Bird learns dirty talk

Bob Huber: Local Columist

Our son Glen brought home a baby raven one day, and we named it Weird Harold.

Glen claimed it had fallen from its nest on a ledge of the Federal Building in Santa Fe, and it was his notion to teach the bird to talk dirty by Halloween so he could dress up as Blackbeard, with a talking bird on his shoulder.

However, Weird Harold wasn’t interested in developing a dirty vocabulary. In fact, all he wanted to do was grow to the size of a big rooster in less than a month, the result of a daily diet of raw hamburger and everything else in the yard that was red.

As days went by, Weird Harold also developed the disposition of a troll and the appetite of a Bengal tiger. To feed him was to place your fingers in dire straits.

I should make it clear here that Weird Harold was not a crow. Compared to a crow, Harold was a saber-toothed lion next to your average neighborhood tomcat.

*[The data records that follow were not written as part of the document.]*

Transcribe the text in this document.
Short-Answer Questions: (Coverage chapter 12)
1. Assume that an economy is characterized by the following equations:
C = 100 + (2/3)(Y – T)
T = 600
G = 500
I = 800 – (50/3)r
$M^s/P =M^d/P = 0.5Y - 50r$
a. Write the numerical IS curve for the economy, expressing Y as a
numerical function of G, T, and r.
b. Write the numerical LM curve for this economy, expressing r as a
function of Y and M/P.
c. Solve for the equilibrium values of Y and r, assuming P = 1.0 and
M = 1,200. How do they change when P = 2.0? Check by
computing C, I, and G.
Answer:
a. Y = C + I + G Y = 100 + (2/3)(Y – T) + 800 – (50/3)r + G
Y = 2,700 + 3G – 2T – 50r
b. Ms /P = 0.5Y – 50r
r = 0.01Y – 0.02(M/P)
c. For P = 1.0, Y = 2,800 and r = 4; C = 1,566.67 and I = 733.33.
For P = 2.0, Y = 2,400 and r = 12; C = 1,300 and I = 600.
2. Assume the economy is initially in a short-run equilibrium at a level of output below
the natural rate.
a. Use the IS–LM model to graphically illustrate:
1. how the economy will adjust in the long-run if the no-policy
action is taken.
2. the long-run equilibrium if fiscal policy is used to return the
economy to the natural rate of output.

When Weird Harold was ready to eat, he crouched, opened his beak wide enough to handle a ham hock, and flapped his huge wings.

Weird Harold lived in our backyard for almost a month. Even when he could finally fly, he refused to. His mother came around occasionally and tried to lure him back to the good life on the Federal Building by vomiting on our garage, but Harold ignored her. He wasn’t dumb. We fed him better than he ever got at home.

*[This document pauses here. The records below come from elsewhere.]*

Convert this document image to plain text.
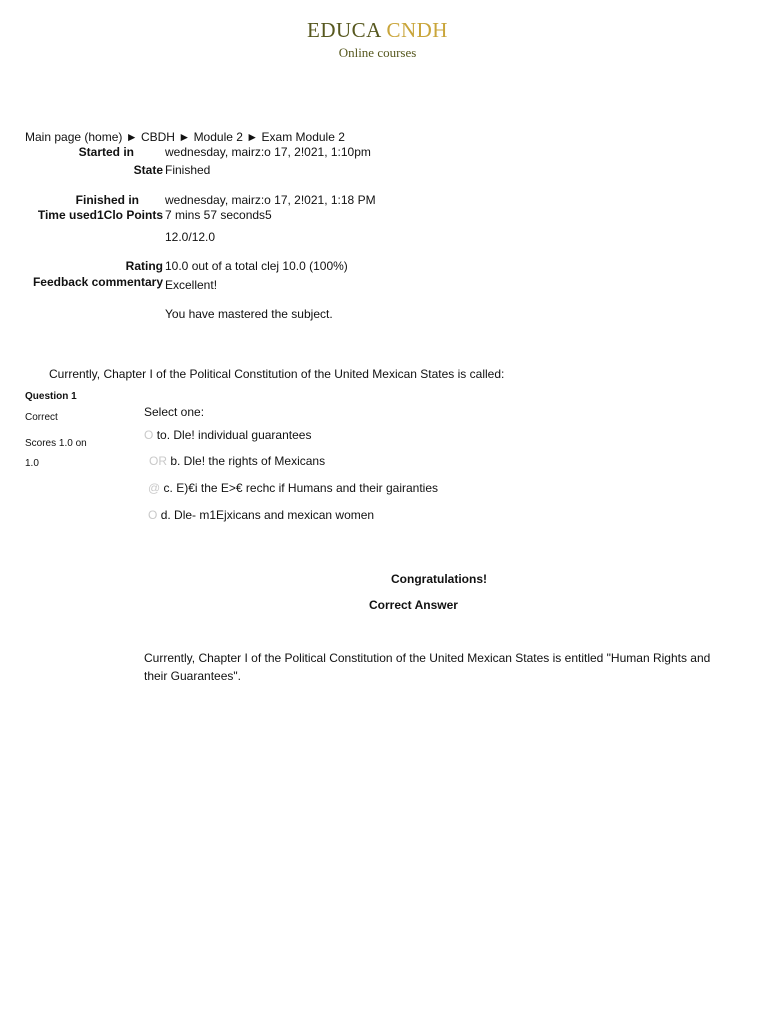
EDUCA CNDH
Online courses
Main page (home) ► CBDH ► Module 2 ► Exam Module 2
Started in	wednesday, mairz:o 17, 2!021, 1:10pm
State Finished
Finished in wednesday, mairz:o 17, 2!021, 1:18 PM
Time used1Clo Points 7 mins 57 seconds5
12.0/12.0
Rating 10.0 out of a total clej 10.0 (100%)
Feedback commentary Excellent!
You have mastered the subject.
Currently, Chapter I of the Political Constitution of the United Mexican States is called:
Question 1
Correct
Scores 1.0 on
1.0
Select one:
O to. Dle! individual guarantees
OR b. Dle! the rights of Mexicans
@ c. E)€i the E>€ rechc if Humans and their gairanties
O d. Dle- m1Ejxicans and mexican women
Congratulations!
Correct Answer
Currently, Chapter I of the Political Constitution of the United Mexican States is entitled "Human Rights and their Guarantees".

Weird Harold was up before dawn each day, squawking for his breakfast. One time, I pounded on our bedroom window and shouted for him to shut up, the result being that I broke the window and cued the bird to our location in the house. After that he woke us up before sunrise each day, pecking at the window and squawking.

That’s when I had a little discussion with Glen. “That bird has got to go,” I said.

“But I’m on the verge of a breakthrough,” Glen said. “Harold spoke his first dirty word yesterday.”

“You have two days to get rid of him,” I went on. “What dirty word? Never mind. Two days.”

So Glen and his sisters composed a want ad. Their timing was perfect — just a few days before Halloween. It appeared in the local paper as: “Attention witches, warlocks, and friends of Edgar Allen Poe. For sale, one raven. Can‘t speak dirty, but will serve faithfully as an alarm clock. Best offer.”
That evening I answered the phone, and a lady’s voice asked, “Have you sold the raven yet?”
“We’ve had several offers,” I lied.
“I definitely want him for a Halloween party,” she said. “Can you freeze the bidding while I search the furniture for change?”

The upshot was, the woman came by the next day and counted out $8.78 in coins, all the money she could garner from her furniture. As she carried Weird Harold away, he cranked his head around, squawked, and shouted the most evil, nastiest string of dirty words I’d ever heard.

He didn’t bother the lady, but I was shocked to find out my son knew those words.

For several years, always around Halloween, I heard Weird Harold at night, pecking at our bedroom window and squawking. I would get up and pound on the window and hear the swishing of pterodactyl wings and a voice fading into the night. It said, “Trick or treat, you bleeping, bleeping, bleeping bleeper.”